The time required to charge or discharge output nodes can be lumped into a single “gate delay”. Although small, gate delays cannot be ignored. This project examines the sources of such delays, their possible detrimental effects, and what actions can be taken to minimize their impact.
Before you begin, you should:
- Know Vivado and how to use the Blackboard;
- Know how to design and implement logic circuits based on truth tables;
- Be able to describe a digital circuit in Verilog;
- Know how to write and run Verilog testbenches.
After you’re done, you should:
- Understand how hazards and glitches are formed;
- Know how to simulate a circuit with delays to illustrate glitches and other timing issues;
- Know how to modify a circuit to remove glitches.
Signal delays through combinational circuits are unavoidable. When a circuit node changes state, charged particles must be transported to or from the node, and this requires some amount of time. The topics develop this idea further, and the requirements illustrate the phenomenon in actual circuits.
1. Illustrate the formation of a glitch in the simulator.
Follow the tutorial to simulate and illustrate the formation of a glitch: Tutorial: Delay in Circuits
2. Change the OR Gate Delay and resimulate
Assume the OR gate in the previous circuit has a propagation delay of 2 ns. Simulate the circuit again and try to find the glitch. If there is a glitch, when does it occur and what is the duration of the glitch? If there is no glitch, can you explain why? Think about the differences in path delay for signal B. Also, think about how the Vivado Simulator works.
3. Change the Delay of All gates and resimulate
Assume the delay of all gates are 5 ns. Modify the
CombCirc module and the test bench properly and try to find the glitch. If there is a glitch, when does it occur and what is the duration of the glitch? If there is no glitch, can you explain why?
1. Delay in Decoder
When your Verilog code is synthesized, it is “mapped” onto the available resources in the FPGA. Whatever the mapping may be, when your circuit is programmed into the FPGA there will be real, physical delays on all circuit nodes. During the synthesis process, the synthesizer tool produces a very accurate estimation of what the actual delays will be when your circuit is programmed into the FPGA. You can cause the simulator to use those delays, so that you can see their effect in the simulator output waveforms.
Create a 4:16 decoder, and connect the 16 outputs to the 16 LEDs on the Blackboard (note that some of the LEDs are in the RGB LEDs packages). Connect the four inputs to slide switches SW0-SW3, and verify your circuit works.
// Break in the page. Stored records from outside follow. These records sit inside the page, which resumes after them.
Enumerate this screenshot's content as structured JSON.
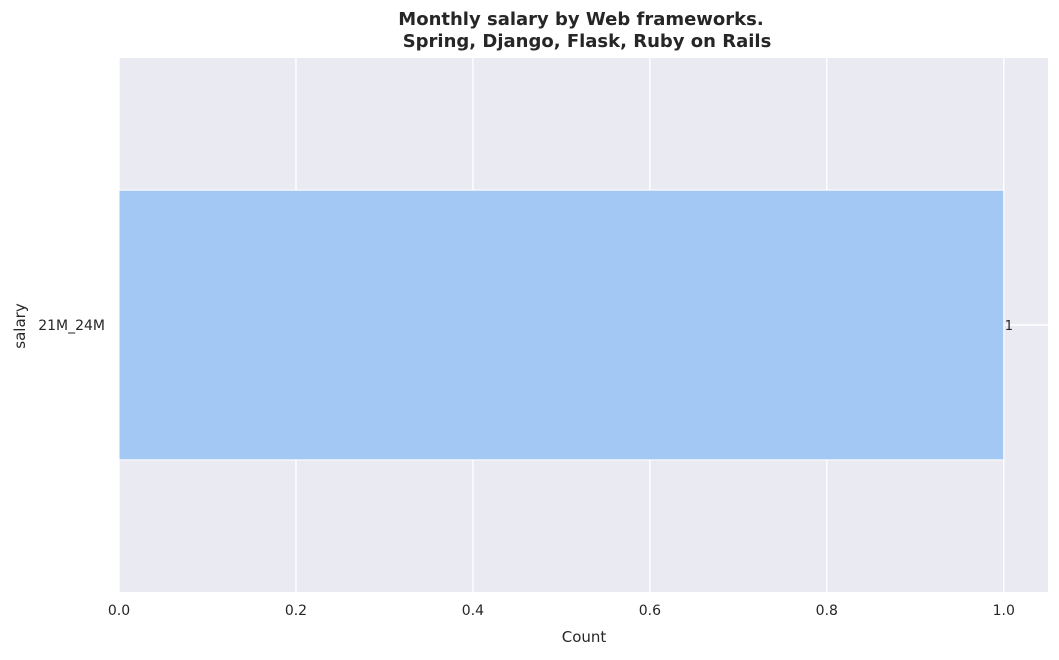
{
  "chart_data": {
    "type": "bar",
    "orientation": "horizontal",
    "title": "Monthly salary by Web frameworks.",
    "subtitle": "Spring, Django, Flask, Ruby on Rails",
    "xlabel": "Count",
    "ylabel": "salary",
    "categories": [
      "21M_24M"
    ],
    "values": [
      1
    ],
    "data_labels": [
      "1"
    ],
    "xlim": [
      0,
      1.05
    ],
    "xticks": [
      0.0,
      0.2,
      0.4,
      0.6,
      0.8,
      1.0
    ],
    "xtick_labels": [
      "0.0",
      "0.2",
      "0.4",
      "0.6",
      "0.8",
      "1.0"
    ],
    "grid": true,
    "colors": {
      "background": "#eaeaf2",
      "grid": "#ffffff",
      "bar": "#a4c8f4"
    }
  }
}
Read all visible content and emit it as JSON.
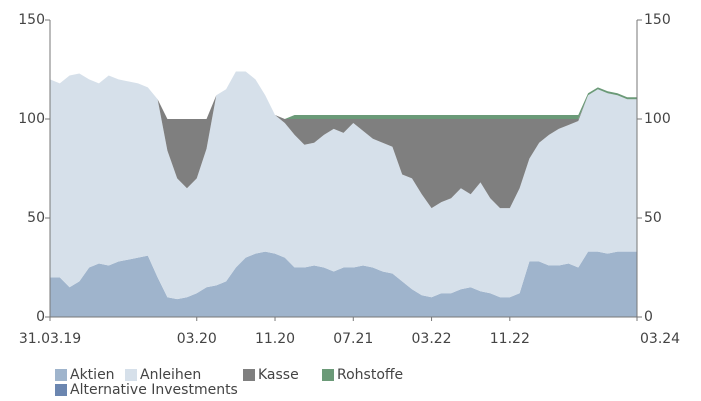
{
  "chart_data": {
    "type": "stacked_area",
    "categories": [
      "31.03.19",
      null,
      null,
      null,
      null,
      null,
      null,
      null,
      null,
      null,
      null,
      null,
      null,
      null,
      null,
      "03.20",
      null,
      null,
      null,
      null,
      null,
      null,
      null,
      "11.20",
      null,
      null,
      null,
      null,
      null,
      null,
      null,
      "07.21",
      null,
      null,
      null,
      null,
      null,
      null,
      null,
      "03.22",
      null,
      null,
      null,
      null,
      null,
      null,
      null,
      "11.22",
      null,
      null,
      null,
      null,
      null,
      null,
      null,
      null,
      null,
      null,
      null,
      null,
      "03.24"
    ],
    "series": [
      {
        "name": "Aktien",
        "color": "#9fb4cc",
        "values": [
          20,
          20,
          15,
          18,
          25,
          27,
          26,
          28,
          29,
          30,
          31,
          20,
          10,
          9,
          10,
          12,
          15,
          16,
          18,
          25,
          30,
          32,
          33,
          32,
          30,
          25,
          25,
          26,
          25,
          23,
          25,
          25,
          26,
          25,
          23,
          22,
          18,
          14,
          11,
          10,
          12,
          12,
          14,
          15,
          13,
          12,
          10,
          10,
          12,
          28,
          28,
          26,
          26,
          27,
          25,
          33,
          33,
          32,
          33,
          33,
          33
        ]
      },
      {
        "name": "Anleihen",
        "color": "#d6e0ea",
        "values": [
          100,
          98,
          107,
          105,
          95,
          91,
          96,
          92,
          90,
          88,
          85,
          90,
          74,
          61,
          55,
          58,
          70,
          96,
          97,
          99,
          94,
          88,
          79,
          70,
          68,
          67,
          62,
          62,
          67,
          72,
          68,
          73,
          68,
          65,
          65,
          64,
          54,
          56,
          51,
          45,
          46,
          48,
          51,
          47,
          55,
          48,
          45,
          45,
          53,
          52,
          60,
          66,
          69,
          70,
          74,
          79,
          82,
          81,
          79,
          77,
          77
        ]
      },
      {
        "name": "Kasse",
        "color": "#7f7f7f",
        "values": [
          0,
          0,
          0,
          0,
          0,
          0,
          0,
          0,
          0,
          0,
          0,
          0,
          16,
          30,
          35,
          30,
          15,
          0,
          0,
          0,
          0,
          0,
          0,
          0,
          2,
          8,
          13,
          12,
          8,
          5,
          7,
          2,
          6,
          10,
          12,
          14,
          28,
          30,
          38,
          45,
          42,
          40,
          35,
          38,
          32,
          40,
          45,
          45,
          35,
          20,
          12,
          8,
          5,
          3,
          1,
          0,
          0,
          0,
          0,
          0,
          0
        ]
      },
      {
        "name": "Rohstoffe",
        "color": "#6b9a78",
        "values": [
          0,
          0,
          0,
          0,
          0,
          0,
          0,
          0,
          0,
          0,
          0,
          0,
          0,
          0,
          0,
          0,
          0,
          0,
          0,
          0,
          0,
          0,
          0,
          0,
          0,
          2,
          2,
          2,
          2,
          2,
          2,
          2,
          2,
          2,
          2,
          2,
          2,
          2,
          2,
          2,
          2,
          2,
          2,
          2,
          2,
          2,
          2,
          2,
          2,
          2,
          2,
          2,
          2,
          2,
          2,
          1,
          1,
          1,
          1,
          1,
          1
        ]
      },
      {
        "name": "Alternative Investments",
        "color": "#6b86b0",
        "values": [
          0,
          0,
          0,
          0,
          0,
          0,
          0,
          0,
          0,
          0,
          0,
          0,
          0,
          0,
          0,
          0,
          0,
          0,
          0,
          0,
          0,
          0,
          0,
          0,
          0,
          0,
          0,
          0,
          0,
          0,
          0,
          0,
          0,
          0,
          0,
          0,
          0,
          0,
          0,
          0,
          0,
          0,
          0,
          0,
          0,
          0,
          0,
          0,
          0,
          0,
          0,
          0,
          0,
          0,
          0,
          0,
          0,
          0,
          0,
          0,
          0
        ]
      }
    ],
    "ylim": [
      0,
      150
    ],
    "yticks": [
      0,
      50,
      100,
      150
    ],
    "y2lim": [
      0,
      150
    ],
    "y2ticks": [
      0,
      50,
      100,
      150
    ]
  }
}
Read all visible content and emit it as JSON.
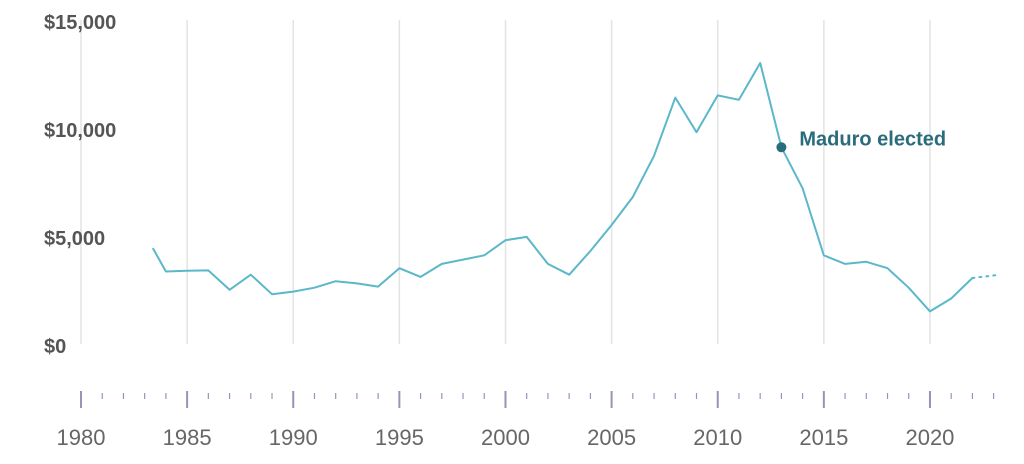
{
  "colors": {
    "line": "#5ab8c9",
    "annotation": "#2a6b7c",
    "grid": "#e3e3e3",
    "tick": "#9b92b8",
    "axis_text": "#555555"
  },
  "chart_data": {
    "type": "line",
    "title": "",
    "xlabel": "",
    "ylabel": "",
    "xlim": [
      1980,
      2023.3
    ],
    "ylim": [
      0,
      15000
    ],
    "grid": "vertical",
    "y_ticks": [
      {
        "value": 0,
        "label": "$0"
      },
      {
        "value": 5000,
        "label": "$5,000"
      },
      {
        "value": 10000,
        "label": "$10,000"
      },
      {
        "value": 15000,
        "label": "$15,000"
      }
    ],
    "x_ticks": [
      {
        "value": 1980,
        "label": "1980"
      },
      {
        "value": 1985,
        "label": "1985"
      },
      {
        "value": 1990,
        "label": "1990"
      },
      {
        "value": 1995,
        "label": "1995"
      },
      {
        "value": 2000,
        "label": "2000"
      },
      {
        "value": 2005,
        "label": "2005"
      },
      {
        "value": 2010,
        "label": "2010"
      },
      {
        "value": 2015,
        "label": "2015"
      },
      {
        "value": 2020,
        "label": "2020"
      }
    ],
    "series": [
      {
        "x": [
          1983.4,
          1984,
          1985,
          1986,
          1987,
          1988,
          1989,
          1990,
          1991,
          1992,
          1993,
          1994,
          1995,
          1996,
          1997,
          1998,
          1999,
          2000,
          2001,
          2002,
          2003,
          2004,
          2005,
          2006,
          2007,
          2008,
          2009,
          2010,
          2011,
          2012,
          2013,
          2014,
          2015,
          2016,
          2017,
          2018,
          2019,
          2020,
          2021,
          2022
        ],
        "y": [
          4500,
          3450,
          3480,
          3500,
          2600,
          3300,
          2400,
          2520,
          2700,
          3000,
          2900,
          2750,
          3600,
          3200,
          3800,
          4000,
          4200,
          4900,
          5050,
          3800,
          3300,
          4400,
          5600,
          6900,
          8800,
          11500,
          9900,
          11600,
          11400,
          13100,
          9200,
          7300,
          4200,
          3800,
          3900,
          3600,
          2700,
          1600,
          2200,
          3150
        ]
      },
      {
        "line_style": "dotted",
        "x": [
          2022,
          2023.3
        ],
        "y": [
          3150,
          3300
        ]
      }
    ],
    "annotations": [
      {
        "x": 2013,
        "y": 9200,
        "text": "Maduro elected"
      }
    ]
  }
}
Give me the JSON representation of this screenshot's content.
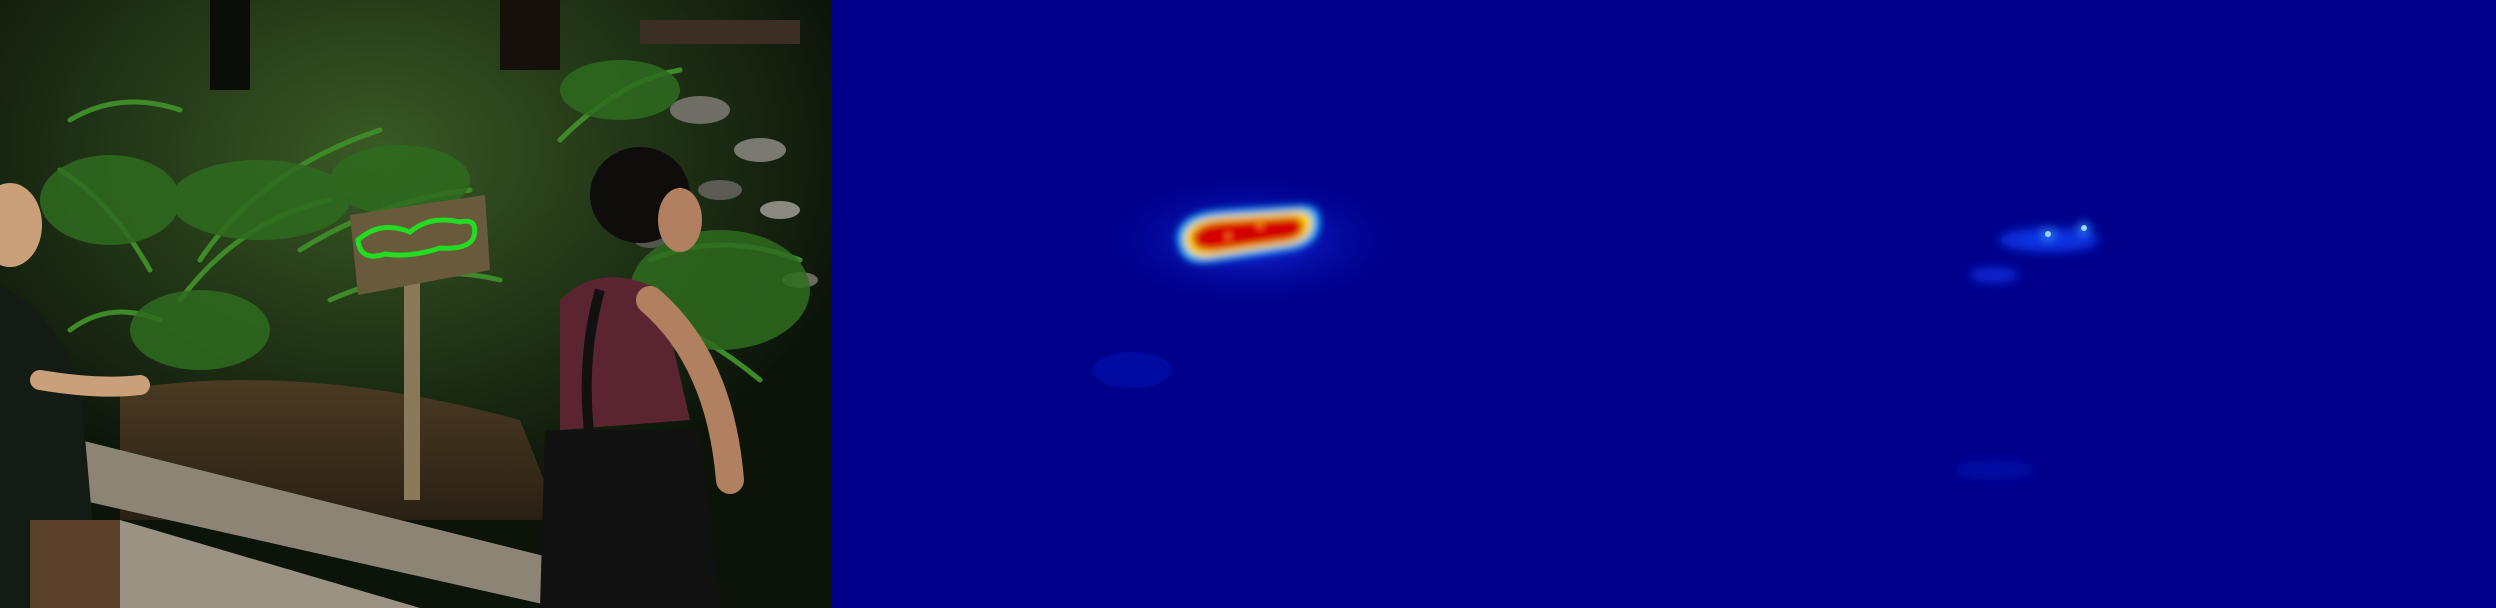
{
  "panels": [
    {
      "id": "photo",
      "content": "forest-trail-photo-with-sign-segmentation-outline"
    },
    {
      "id": "heatmap-1",
      "content": "attention-heatmap-strong-response-on-sign"
    },
    {
      "id": "heatmap-2",
      "content": "attention-heatmap-weak-response"
    }
  ],
  "colors": {
    "heatmap_background": "#00008b",
    "heatmap_hot": "#d40000",
    "heatmap_warm": "#ffd700",
    "heatmap_cool": "#00b4ff",
    "segmentation_outline": "#22dd22",
    "fern_green": "#2e6b1f",
    "sign_wood": "#6a5a3c"
  }
}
Then, armed with Google, the Vivado help resources, and your own tenacity, find the maximum delay between toggling SW0 and LED0 reacting to the change on SW0. Hint: The Xilinx tools produce a delay report, you can run the simulator with delays active, and Vivado includes a timing analyzer tool. Using these resources, you can identify net names, and find how much total delay there is on the entire signal path between SW0 and LED0. Partial credit will be given for honest effort.